Brazilian Bonds Shunned by Structured-Note Buyers as Real SlumpsYakob Peterseil
Sales of notes tied to Brazil’s sovereign bonds are off to their worst start in 13 years as investors turn their backs on deteriorating conditions in Latin America’s biggest economy.
Banks sold $11.8 million of the securities through Thursday, the least since 2002 and less than a third of the total for the same period last year, according to data compiled by Bloomberg. In all of 2014, banks issued $493 million of notes tied to Brazil and state-owned oil company Petroleo Brasileiro SA. This year, they’re on pace to sell less than $50 million.
Protesters swarmed the capital last weekend to rail against President Dilma Rousseff’s economic policies, which have been blamed for stalling growth and stoking inflation. Brazil’s economy will contract the most since 1990 this year, according to a central bank survey of economists and the International Monetary Fund. As a result, the cost of insuring against a Brazilian default has risen to an almost six-year high, while the real has sunk to its lowest level against the dollar since 2003.
“Brazil’s fiscal and macro situation has deteriorated considerably over the past year, and we do not yet see it bottoming in many aspects,” said Dev Ashish, Latin American strategist at Societe Generale SA in Bangalore, India.
Credit Agricole SA announced plans to sell $1.2 million of notes tied to Brazilian bonds on March 10, which would be just the third offering this year. The five-year securities, which settle March 24, pay a coupon tied to dollar swap rates, Bloomberg data show. Brazil’s Banco Itau BBA, last year’s biggest issuer of the notes with 23 percent of total sales, hasn’t done a single deal in 2015, Bloomberg data show.
Marcelo Serrano, a spokesman for Itau, and Karen Wilkens, a spokeswoman for Credit Agricole in London, didn’t return requests for comment.
Investors previously flocked to the securities because of the high yields on Brazil’s investment-grade bonds and central bank support for the real. Last year, banks sold more notes tied to Brazil and Petrobras than to all other Latin American countries combined. Brazil was the second-most linked-to sovereign, after Russia.
Both Russia and Brazil have seen the price of their default swaps rise on the back of crashing oil prices and political turmoil. Swaps on Brazil traded at 306 basis points on March 19, while Russia’s was at 490 basis points. A basis point is one hundredth of a percent.
Russia and its state-owned entities made up $1.02 billion of the credit-linked note sales last year. This year, banks have sold just $28.6 million of securities tied to state-owned Russian companies and none tied to its government debt.
Total sales of credit-linked notes have fallen by almost half from the same period last year, to $4.63 billion, Bloomberg data show. Coupons on the notes come from selling default protection on the linked entity. Buyers of the notes are betting it won’t go bankrupt before the security matures.

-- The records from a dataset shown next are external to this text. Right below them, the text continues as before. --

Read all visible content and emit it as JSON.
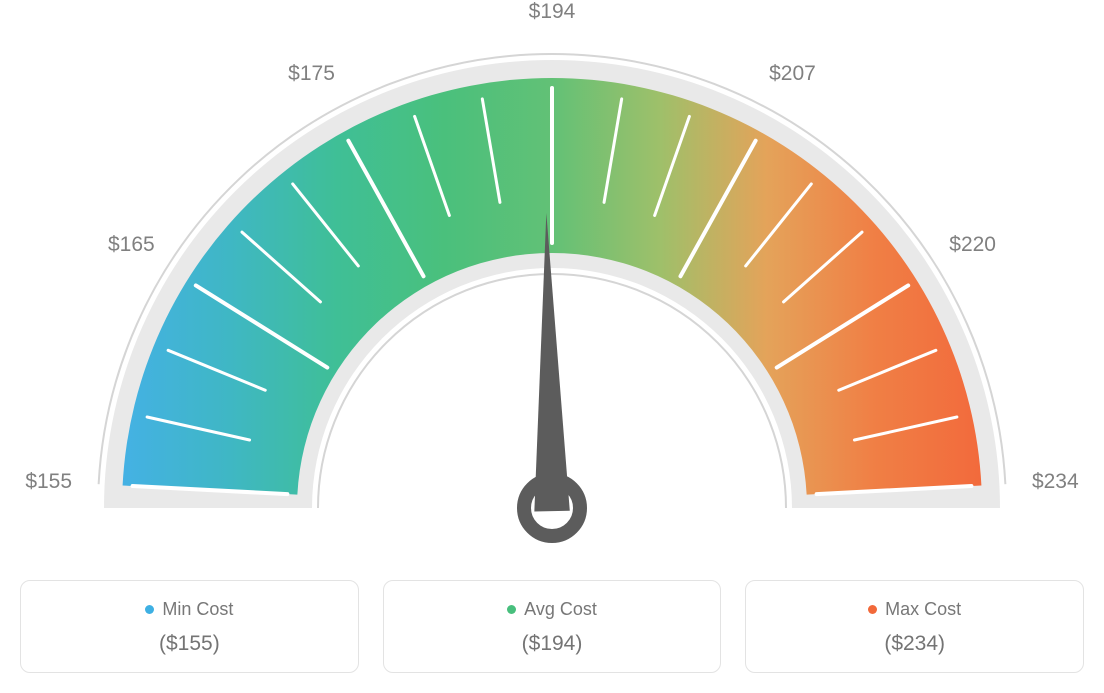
{
  "gauge": {
    "type": "gauge",
    "min": 155,
    "max": 234,
    "avg": 194,
    "needle_value": 194,
    "tick_labels": [
      "$155",
      "$165",
      "$175",
      "$194",
      "$207",
      "$220",
      "$234"
    ],
    "arc_outer_radius": 430,
    "arc_inner_radius": 255,
    "track_outer_radius": 448,
    "track_inner_radius": 240,
    "track_color": "#e9e9e9",
    "track_border": "#d5d5d5",
    "gradient_colors": [
      "#44b1e4",
      "#3fb7c4",
      "#3fbf96",
      "#4ac07c",
      "#62c176",
      "#9ec06a",
      "#e4a35a",
      "#f07f45",
      "#f26a3c"
    ],
    "tick_major_color": "#ffffff",
    "tick_minor_color": "#ffffff",
    "needle_color": "#5c5c5c",
    "background_color": "#ffffff",
    "label_fontsize": 21,
    "label_color": "#808080"
  },
  "cards": {
    "min": {
      "label": "Min Cost",
      "value": "($155)",
      "dot_color": "#3eb0e3"
    },
    "avg": {
      "label": "Avg Cost",
      "value": "($194)",
      "dot_color": "#48bf7d"
    },
    "max": {
      "label": "Max Cost",
      "value": "($234)",
      "dot_color": "#f2693a"
    }
  }
}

Securities linked to Petrobras made up $180.2 million of notes sold tied to Brazil or its state-owned entities last year. The Rio de Janeiro-based oil producer has been all but shut out of bond markets and forced to sell units as it grapples with Brazil’s largest-ever corruption scandal. President Rousseff’s party has been accused of benefiting from the kickbacks, an allegation it denies.
Banks haven’t sold any of the notes denominated in reais this year as the currency has fallen 24 percent to 3.2919 per dollar. An official at Fitch Ratings said on March 17 that it’s reviewing Brazil’s investment-grade rating, with an announcement possibly coming in a few weeks.
Unrest in the country could “further complicate government efforts to restore investor confidence,” Mauro Leos, an analyst at Moody’s Investors Service, wrote in a March 18 research note.